“Rememering Ahmaud Arbery: Justice is Love in Public”
Today, the nation learned that the jurors declared their final verdict to the killers of Mr. Ahmaud Arbery and found all three guilty. We still need to remember Ahmaud Arbery and his family, and all of the innocent people who have been murdered unjustly in this country. Justice is a struggle in our legal system, but justice is what love looks like in public.
On May 8, 2020, I published an article for “The Witness” to reflect on the innocent death of Ahmaud Arbery and to lament on the dehumanization of Black and Brown lives in the American society, and the problem of justice in our Legal system. The title of the piece was “On Ahmaud Arbery, the Killing of Whiteness, & the Preservation of Black Lives “
“There’s something terribly wrong with this country’s justice system if we have to celebrate the arrest of those who have committed horrific acts of evil or violence against Black and African people.

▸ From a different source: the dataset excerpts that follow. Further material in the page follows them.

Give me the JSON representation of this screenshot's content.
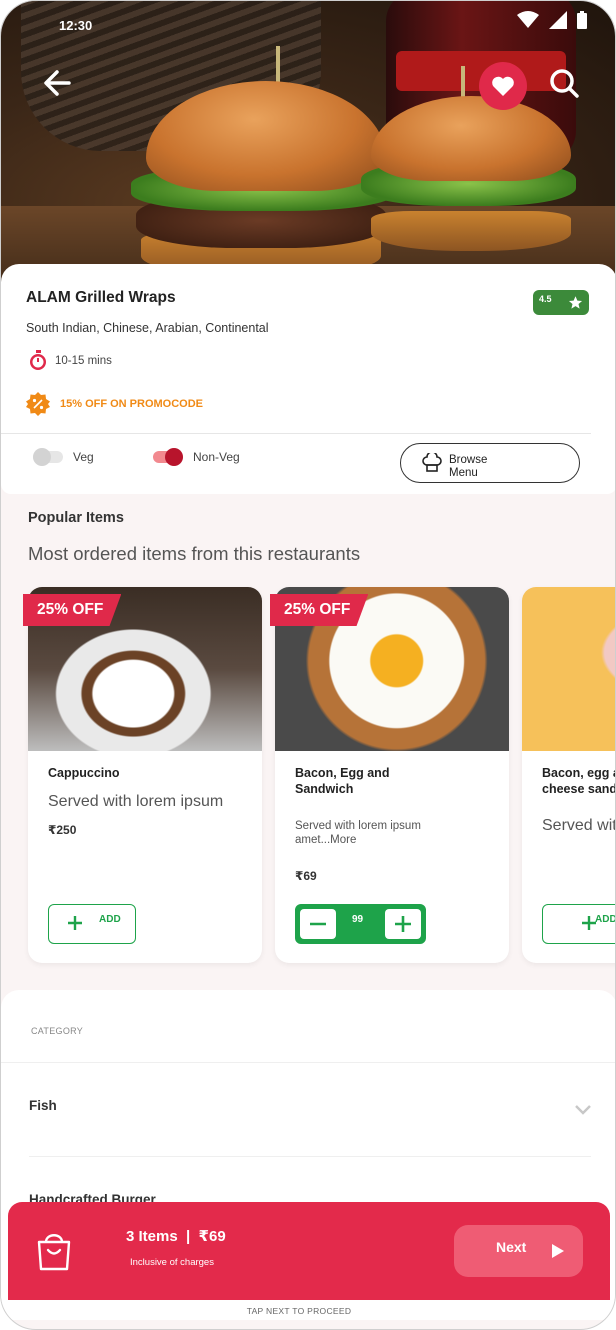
{
  "status": {
    "time": "12:30"
  },
  "restaurant": {
    "name": "ALAM Grilled Wraps",
    "cuisine": "South Indian, Chinese, Arabian, Continental",
    "rating": "4.5",
    "time": "10-15 mins",
    "promo": "15% OFF ON PROMOCODE"
  },
  "filters": {
    "veg_label": "Veg",
    "nonveg_label": "Non-Veg",
    "veg_on": false,
    "nonveg_on": true
  },
  "browse_menu": {
    "label": "Browse Menu"
  },
  "popular": {
    "title": "Popular Items",
    "subtitle": "Most ordered items from this restaurants",
    "items": [
      {
        "badge": "25% OFF",
        "name": "Cappuccino",
        "desc": "Served with lorem ipsum",
        "price": "₹250",
        "add_label": "ADD"
      },
      {
        "badge": "25% OFF",
        "name": "Bacon, Egg and Sandwich",
        "desc": "Served with lorem ipsum amet...More",
        "price": "₹69",
        "qty": "99"
      },
      {
        "name": "Bacon, egg and cheese sandwich",
        "desc": "Served with lorem ipsum",
        "add_label": "ADD"
      }
    ]
  },
  "category": {
    "heading": "CATEGORY",
    "items": [
      "Fish",
      "Handcrafted Burger"
    ]
  },
  "cart": {
    "summary": "3 Items  |  ₹69",
    "note": "Inclusive of charges",
    "next_label": "Next",
    "hint": "TAP NEXT TO PROCEED"
  },
  "colors": {
    "accent": "#e32a4b",
    "green": "#1ea34a",
    "rating_bg": "#3c8a3a",
    "promo": "#f08a16"
  },
  "icons": [
    "back-arrow-icon",
    "heart-icon",
    "search-icon",
    "star-icon",
    "timer-icon",
    "discount-icon",
    "chef-hat-icon",
    "plus-icon",
    "minus-icon",
    "chevron-down-icon",
    "shopping-bag-icon",
    "play-icon"
  ]
}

That was the national response yesterday (May 7, 2020) when Glynn County Police Officers arrested the two white supremacists who slaughtered jogger Ahmaud Arbery on February 23, 2020, in Brunswick, Georgia. Arguably, this incident illustrates the gaping hole in America’s democratic wall.
If Black people in this country have to demand and plead for justice every time a crime is committed against us, there’s something tragic about our democracy, our collective moral conscience, and our regard for human life and dignity.”